A native of New York City who grew up in Portland and San Francisco, Emilie found her artistic voice and made her career in New Orleans. Though she was the daughter and granddaughter of prominent artists, she received no formal instruction or artistic influence from these masters and built up her technical skills over time through trial and error. Her breakout piece was a drawing of the Washboard Chaz Blues Trio at the Spotted Cat.
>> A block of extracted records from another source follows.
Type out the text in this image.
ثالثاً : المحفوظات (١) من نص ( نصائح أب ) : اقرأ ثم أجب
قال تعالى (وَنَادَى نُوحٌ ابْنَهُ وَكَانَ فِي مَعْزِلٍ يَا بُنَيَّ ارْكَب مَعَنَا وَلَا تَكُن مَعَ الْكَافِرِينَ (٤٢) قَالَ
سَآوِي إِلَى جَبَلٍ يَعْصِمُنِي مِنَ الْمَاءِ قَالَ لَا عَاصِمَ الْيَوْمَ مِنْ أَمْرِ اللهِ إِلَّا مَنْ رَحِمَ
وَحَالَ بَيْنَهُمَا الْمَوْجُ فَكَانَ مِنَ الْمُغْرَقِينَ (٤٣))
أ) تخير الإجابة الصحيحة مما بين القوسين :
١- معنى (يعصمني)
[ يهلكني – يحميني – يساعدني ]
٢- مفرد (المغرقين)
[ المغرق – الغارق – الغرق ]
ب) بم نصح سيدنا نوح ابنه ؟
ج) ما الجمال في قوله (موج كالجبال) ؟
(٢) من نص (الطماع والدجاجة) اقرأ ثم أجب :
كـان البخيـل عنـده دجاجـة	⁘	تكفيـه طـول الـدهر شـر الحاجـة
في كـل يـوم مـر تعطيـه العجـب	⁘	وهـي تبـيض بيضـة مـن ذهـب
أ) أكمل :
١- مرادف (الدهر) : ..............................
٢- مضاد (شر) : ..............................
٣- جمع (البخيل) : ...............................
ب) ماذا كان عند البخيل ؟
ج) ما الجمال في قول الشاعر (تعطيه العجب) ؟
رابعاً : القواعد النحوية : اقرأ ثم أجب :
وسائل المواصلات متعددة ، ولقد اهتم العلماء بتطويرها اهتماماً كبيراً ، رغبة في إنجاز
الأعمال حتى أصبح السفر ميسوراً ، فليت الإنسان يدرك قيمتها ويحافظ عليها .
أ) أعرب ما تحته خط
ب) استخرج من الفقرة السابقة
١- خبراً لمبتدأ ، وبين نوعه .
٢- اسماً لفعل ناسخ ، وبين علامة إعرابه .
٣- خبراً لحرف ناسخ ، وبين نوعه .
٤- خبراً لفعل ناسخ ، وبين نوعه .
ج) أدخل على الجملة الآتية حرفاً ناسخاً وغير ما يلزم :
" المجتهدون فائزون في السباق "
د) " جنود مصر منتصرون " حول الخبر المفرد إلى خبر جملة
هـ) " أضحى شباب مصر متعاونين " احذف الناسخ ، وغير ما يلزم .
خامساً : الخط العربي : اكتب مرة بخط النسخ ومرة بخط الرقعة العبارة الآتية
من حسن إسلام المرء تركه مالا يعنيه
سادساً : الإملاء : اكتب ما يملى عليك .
The most fun New Orleans Mardi Gras krewes.
Krewe de Mayahuel
I attended Krewe de Mayahuel’s Day of the Dead second line in 2018, and gained a whole new respect for the tradition. The experience was somber and full of meaning, yet there was a feeling of solidarity and togetherness. I signed up for a couple of handmade calaveras (you may know them as ‘sugar skulls’) to commemorate a loved one who had passed earlier in the year. I missed out on picking mine up the day of the second line, so the family that runs the Krewe graciously invited me to their home to get them. As with most people I’ve met in New Orleans, the hospitality, kindness, and warmth was off the charts — they even saved me a handmade skull candle to go along with my calaveras. I highly encourage you to attend a Krewe de Mayahuel event if you want to meet some wonderful, talented people.
Krewe of Iris
Founded in 1917, Krewe of Iris is the oldest all-female Carnival Krewe. Iris parades on the Saturday before Mardi Gras day, and has a membership of over 1600 active riders. Riders always wear hand painted masks and traditional white gloves in the spirit of carnival anonymity, and their signature throw is custom designed and hand decorated sunglasses.
Krewe of Nyx
The largest parading Krewe ever in Mardi Gras history with over 3383 riders in 2019! This is an all-female Krewe that forms the Nyx Sisterhood, bringing women together from all walks of life, all across the country, and around the world. Members currently reside in 44 states and 3 different countries. Their signature throw is hand decorated purses.
Krewe Des Fleurs
Krewe Des Fleurs is more than just a Krewe — they’re a NOLA-based costume and performance collective. Each year, a local artist sketches, builds a prototype and then guides members through a series of workshops to recreate the prototype, building larger than life collars, corsets, or headdresses in the image of a different flower.